In The Beginning: Artists Respond To Genesis
By Ara Merjian
Published: December 1, 2008

Courtesy the artist and Yvon Lambert, Paris and New York. © the artist
Kay Rosen, "063" (detail), 2008, wall installation, Contemporary Jewish Museum, San Francisco

Cunradus Schlapperitzi, Bible History, circa 1445, full-page miniature from manuscript of pen and ink drawings, 288 x 2009 x 110 mm (closed)
The Contemporary Jewish Museum in San Francisco
Like a large, off-kilter die, its diamond-shaped exterior pierced by intermittent windows, the new Contemporary Jewish Museum is a dynamic presence amid San Francisco’s somewhat sterile downtown arts campus. The pitch of the building’s carapace alone promises a certain momentum, taken up in its interior details, as well: doorjambs and benches all slant at a lurching angle. Architect Daniel Libeskind has incorporated the blue steel-clad structure into the old Jesse Street Power Substation, a handsome brick building from the first decade of the 20th century, wrapped in a striking neoclassical cornice. Lateral walls in the museum’s various galleries afford glimpses of this older structure’s atrium. The new and the old thus interpenetrate each other, rather than simply sit side by side—an ethos that characterized the museum’s inaugural exhibition at both the material and conceptual levels, with ancient manuscripts and 18th-century prints accompanying works commissioned expressly for the occasion, notably not all by Jewish artists.
These days, the term creation seems more politically and socially charged than ever. But the tensions between the scientific and spiritual nature of origins—the insistence on their inextricableness, or, conversely, contentions about their fundamental difference—have been around as long as the earliest creation myths themselves. Still, the haunting of science by more stubbornly metaphysical questions, particularly in an American context, is alluded to in the hallway leading to the exhibition: grainy television footage from the Apollo 8 spaceship, broadcast on December 24, 1968. At the sight of the earth from outer space, the astronauts end their transmission by reading from the book of Genesis. Sound artist Ben Rubin’s God’s Breath Hovering over the Waters (His Master’s Voice) (2008) conjures similar themes, but with more lyrical economy. A sculptural recreation of an Echo horn antenna, this outsize earpiece also resembles an early turntable amplifier (hence the title’s other reference, to the famous RCA pooch who cocks his head at the sound of “his master’s voice”). The original instrument was used by physicists who, in 1964, discovered extant feedback from the Big Bang. That such a prosthesis could detect the lingering evidence of an unfathomable occurrence lifts the piece’s theme out of pure science and into a more rarefied domain. The strange sounds that emerge from the sculpture’s ample throat would be even more striking without the attendant voice-over. The low crackle of faraway feedback is haunting and lovely in its own right, in its utter lack of language. In the beginning, the piece might otherwise tell us, was not always “the word.”
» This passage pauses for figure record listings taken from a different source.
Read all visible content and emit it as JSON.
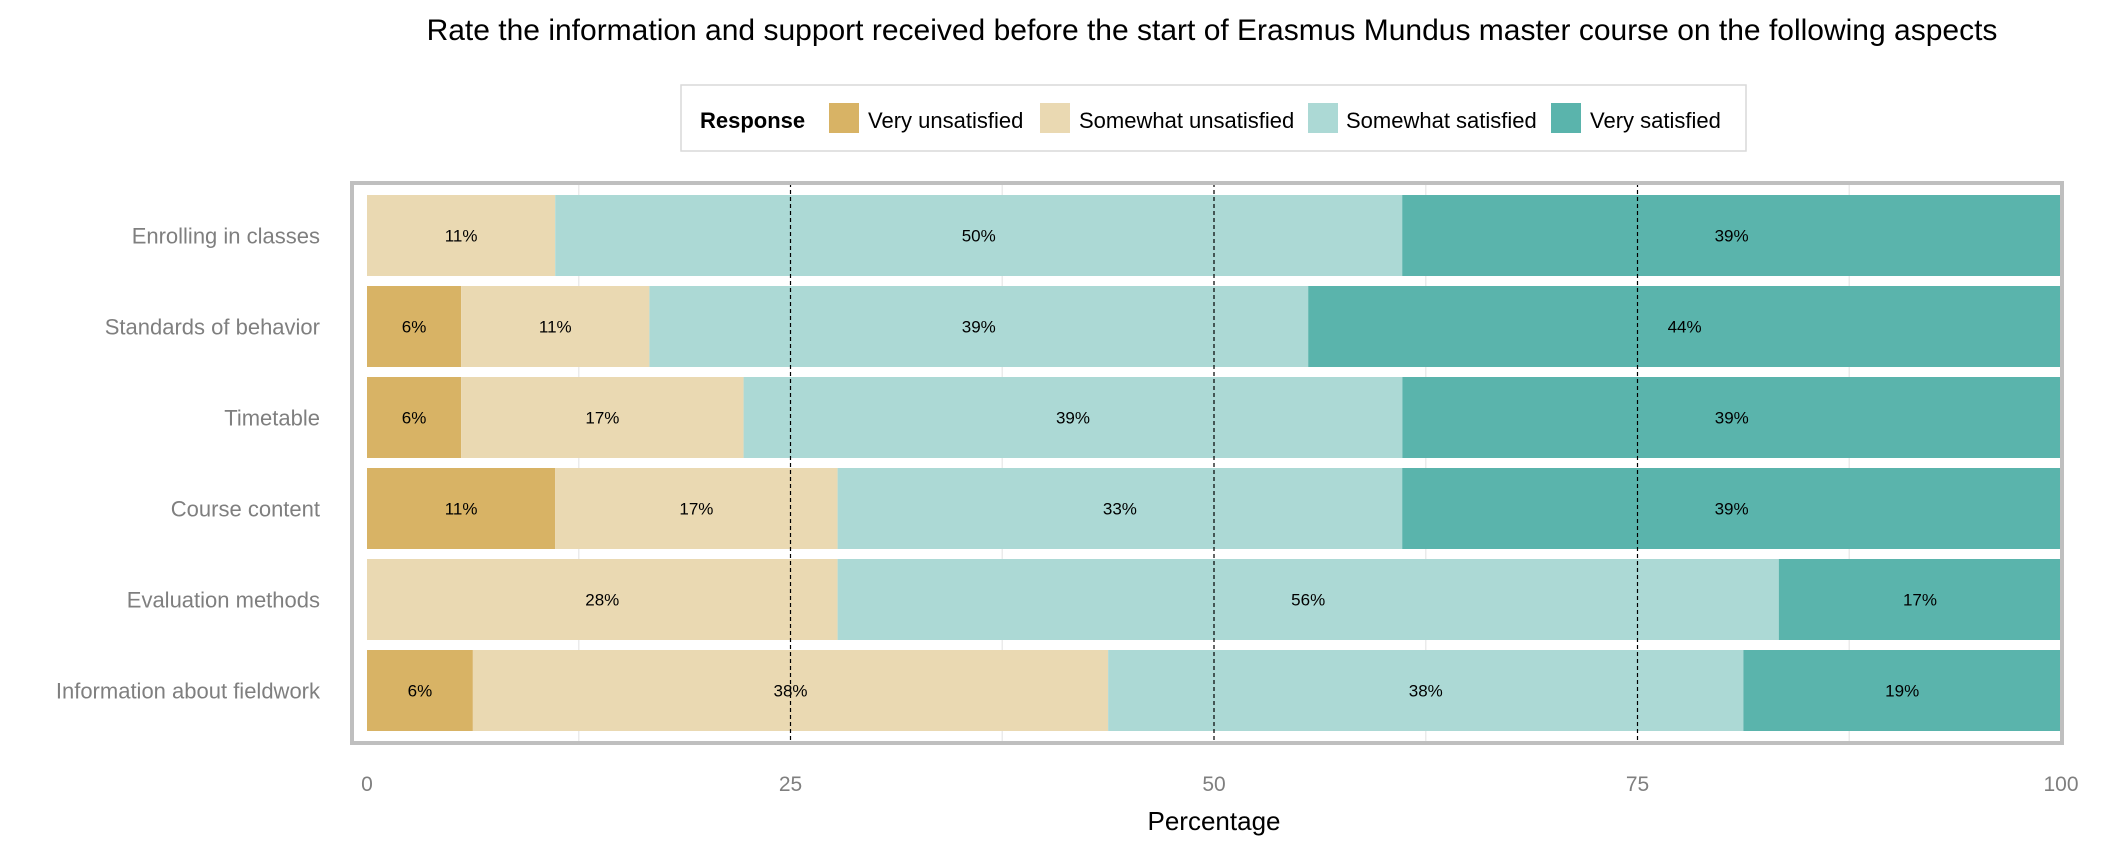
{
  "chart_data": {
    "type": "bar",
    "orientation": "horizontal",
    "stacked": true,
    "title": "Rate the information and support received before the start of Erasmus Mundus master course on the following aspects",
    "xlabel": "Percentage",
    "ylabel": "",
    "xlim": [
      0,
      100
    ],
    "xticks": [
      0,
      25,
      50,
      75,
      100
    ],
    "grid": true,
    "reference_lines": [
      25,
      50,
      75
    ],
    "legend": {
      "title": "Response",
      "position": "top"
    },
    "categories": [
      "Enrolling in classes",
      "Standards of behavior",
      "Timetable",
      "Course content",
      "Evaluation methods",
      "Information about fieldwork"
    ],
    "series": [
      {
        "name": "Very unsatisfied",
        "color": "#d8b365",
        "values": [
          0,
          5.56,
          5.56,
          11.11,
          0,
          6.25
        ]
      },
      {
        "name": "Somewhat unsatisfied",
        "color": "#ead9b2",
        "values": [
          11.11,
          11.11,
          16.67,
          16.67,
          27.78,
          37.5
        ]
      },
      {
        "name": "Somewhat satisfied",
        "color": "#acd9d5",
        "values": [
          50,
          38.89,
          38.89,
          33.33,
          55.56,
          37.5
        ]
      },
      {
        "name": "Very satisfied",
        "color": "#5ab4ac",
        "values": [
          38.89,
          44.44,
          38.89,
          38.89,
          16.67,
          18.75
        ]
      }
    ],
    "data_labels": [
      [
        "",
        "11%",
        "50%",
        "39%"
      ],
      [
        "6%",
        "11%",
        "39%",
        "44%"
      ],
      [
        "6%",
        "17%",
        "39%",
        "39%"
      ],
      [
        "11%",
        "17%",
        "33%",
        "39%"
      ],
      [
        "",
        "28%",
        "56%",
        "17%"
      ],
      [
        "6%",
        "38%",
        "38%",
        "19%"
      ]
    ]
  }
}
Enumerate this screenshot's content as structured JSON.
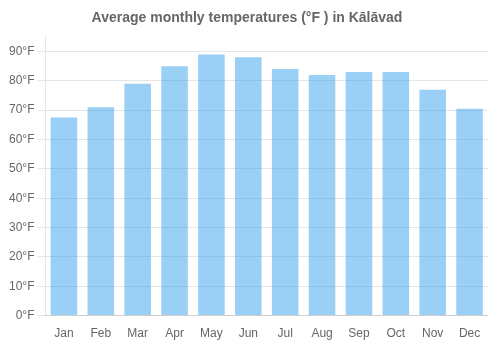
{
  "chart_data": {
    "type": "bar",
    "title": "Average monthly temperatures (°F ) in Kālāvad",
    "categories": [
      "Jan",
      "Feb",
      "Mar",
      "Apr",
      "May",
      "Jun",
      "Jul",
      "Aug",
      "Sep",
      "Oct",
      "Nov",
      "Dec"
    ],
    "values": [
      67.5,
      71.0,
      79.0,
      85.0,
      89.0,
      88.0,
      84.0,
      82.0,
      83.0,
      83.0,
      77.0,
      70.5
    ],
    "ylim": [
      0,
      95
    ],
    "yticks": [
      {
        "value": 0,
        "label": "0°F"
      },
      {
        "value": 10,
        "label": "10°F"
      },
      {
        "value": 20,
        "label": "20°F"
      },
      {
        "value": 30,
        "label": "30°F"
      },
      {
        "value": 40,
        "label": "40°F"
      },
      {
        "value": 50,
        "label": "50°F"
      },
      {
        "value": 60,
        "label": "60°F"
      },
      {
        "value": 70,
        "label": "70°F"
      },
      {
        "value": 80,
        "label": "80°F"
      },
      {
        "value": 90,
        "label": "90°F"
      }
    ],
    "grid": true
  }
}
That dehumanized poetry contrasts sharply with the objects on display in an adjoining room: Bibles and illuminated manuscripts that locate man—or a God in man’s image—as the origin of the universe. But the creation myth of art itself also percolates as a subtext, or meta-text, in and among the exhibition’s displays. Just outside this gallery hangs Creation Story I (Animals), a woodcut by the German artist Franz Marc. The small print exemplifies how much modernist artists—on the heels of their Romantic forebears and in the wake of Nietzsche’s writings—played newly secular gods in their own right. The design of art was for most dyed-in-the-wool modernists not about intelligence, as it were, but rather intuition. To that end, we find some striking differences between Marc’s visceral, embodied imagery and the more cerebral, language-based interventions of contemporary artists on the same theme. Many of the show’s installations and conceptual pieces—from Kay Rosen’s 063 (2008) to Shirley Shor’s The Well (2008)—use text (especially computer-generated or -derived text) as their vehicle. The latter piece reveals the Hebrew phrase “in the beginning” as a computerized swirl of language, draining into (or spinning out of) a simulacral well. Rosen’s wall installation is more tight-lipped, whittling down words to a sphinxlike riddle of letters and numbers. Barnett Newman’s Onement II (1948) perhaps negotiates between the extremes of conceptual practice and more emphatically visual, plastic metaphors. The tidy zip that splits Newman’s canvas seems to anticipate the ascetic, “literalist” tenets of Minimalism; but the patina of its surface yokes the painting back down to the level of something wrought, something shaped by hands (no matter how seemingly de-skilled) into meaning. The oxymoronic irony of Newman’s title articulates a common thread that unites the exhibition’s various prints, paintings, installations, and objects: the idea of creation as an act of cleaving, whether word from silence, or line from the void.